ALİ ÖZGÜNDÜZ (İstanbul) - "Suç örgütü" diyor.
ADALET BAKANI BEKİR BOZDAĞ (Yozgat) - Burada arkadaşlarımızın bu kanuna dönük değerlendirmeleri -hukuki olan kısımları bir yana, siyasal değerlendirmeleri- neyi içeriyorsa Sayın Başbakanımızın yaptığı da siyasal bir değerlendirmedir, öyle görülmesi lazım.
Tayinlerle ilgili hususta şunu ifade etmekte fayda görüyorum: Esasında, hepimiz biliyoruz ki bir yere vali atandığı zaman, vali, valiyle beraber çalışan vali yardımcılarının iş bölümünü kendine göre değiştiriyor.
Bir ile emniyet müdürü atandığı zaman, emniyet müdürü, kendi yardımcılarını, şube müdürlerini ve oralarda çalışanları kendi iç düzenlemesine uygun bir şekilde değiştiriyor. Bu, Türkiye'de esasında rutin bir uygulama. Her dönemde, bir yere yeni emniyet müdürü, yeni vali atandığında, onlar bu anlamda düzenlemeler yaparlar. O zaman, müdür yardımcısını değiştirdiğinde kamuoyunun dikkatini çekmez veya trafikte çalışan bir polisi asayişe, TEM'de çalışan bir polisi başka bir yere verdiği zaman, kimse "Siz bunu niye yapıyorsunuz?" demez...
ALİ ÖZGÜNDÜZ (İstanbul) - İstanbul Başsavcısı olağan değişmedi Sayın Bakan.

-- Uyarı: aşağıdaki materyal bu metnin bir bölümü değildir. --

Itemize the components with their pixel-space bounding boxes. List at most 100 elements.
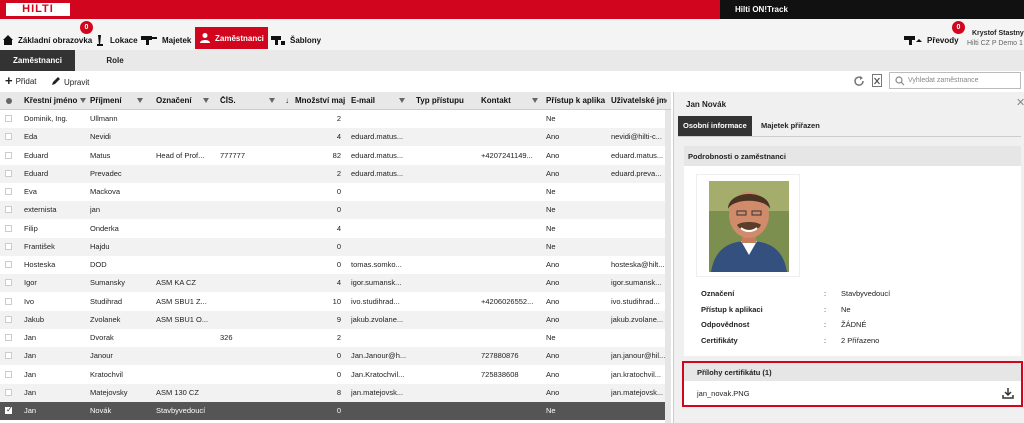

ADALET BAKANI BEKİR BOZDAĞ (Yozgat) - ...ama şimdi, bu olaylar siyasal birtakım tartışmanın gündeminde yer aldığı için, rutin olarak, yeni atanan emniyet müdürlerinin veya valilerin, kendi çalışma arkadaşlarına ilişkin yasalar çerçevesinde yaptığı değerlendirmeler, sanki insanlar görevden tamamen el çektiriliyormuş...
ALİ ÖZGÜNDÜZ (İstanbul) - Sayın Bakan, benim sorduğum bir soru vardı, ona cevap verir misiniz?
ADALET BAKANI BEKİR BOZDAĞ (Yozgat) - ...memurluktan atılıyormuş gibi değerlendirmeler yapılıyor. Yani İstanbul'un içinde çalışan bir polis memuru, TEM'de çalışıyorsa, terörle mücadelede çalışıyorsa asayişe veriliyor...
ALİ ÖZGÜNDÜZ (İstanbul) - Sayın Bakan, soruma cevap... 18 saniye kaldı.
ADALET BAKANI BEKİR BOZDAĞ (Yozgat) - ...yani il aynı il, emniyet teşkilatı aynı teşkilat, ona terörle mücadelede çalışma görevi veren...
ALİ ÖZGÜNDÜZ (İstanbul) - Sayın Bakan, soruya cevap... 8 saniye kaldı.
ADALET BAKANI BEKİR BOZDAĞ (Yozgat) - ...emniyet müdürlüğü aynı emniyet müdürlüğü, asayişe gönderen emniyet müdürlüğü aynı görevli; sanki bunlar bambaşka işlermiş gibi bir çarpıtma yapılıyor, bunu özellikle ifade etmek isterim.
ALİ ÖZGÜNDÜZ (İstanbul) - Sayın Bakan, süre bitti, soruya cevap vermediniz. Sayın Bakan, İstanbul Başsavcısı göreve başlamadan sizinle görüştü mü, bir talimatınız oldu mu...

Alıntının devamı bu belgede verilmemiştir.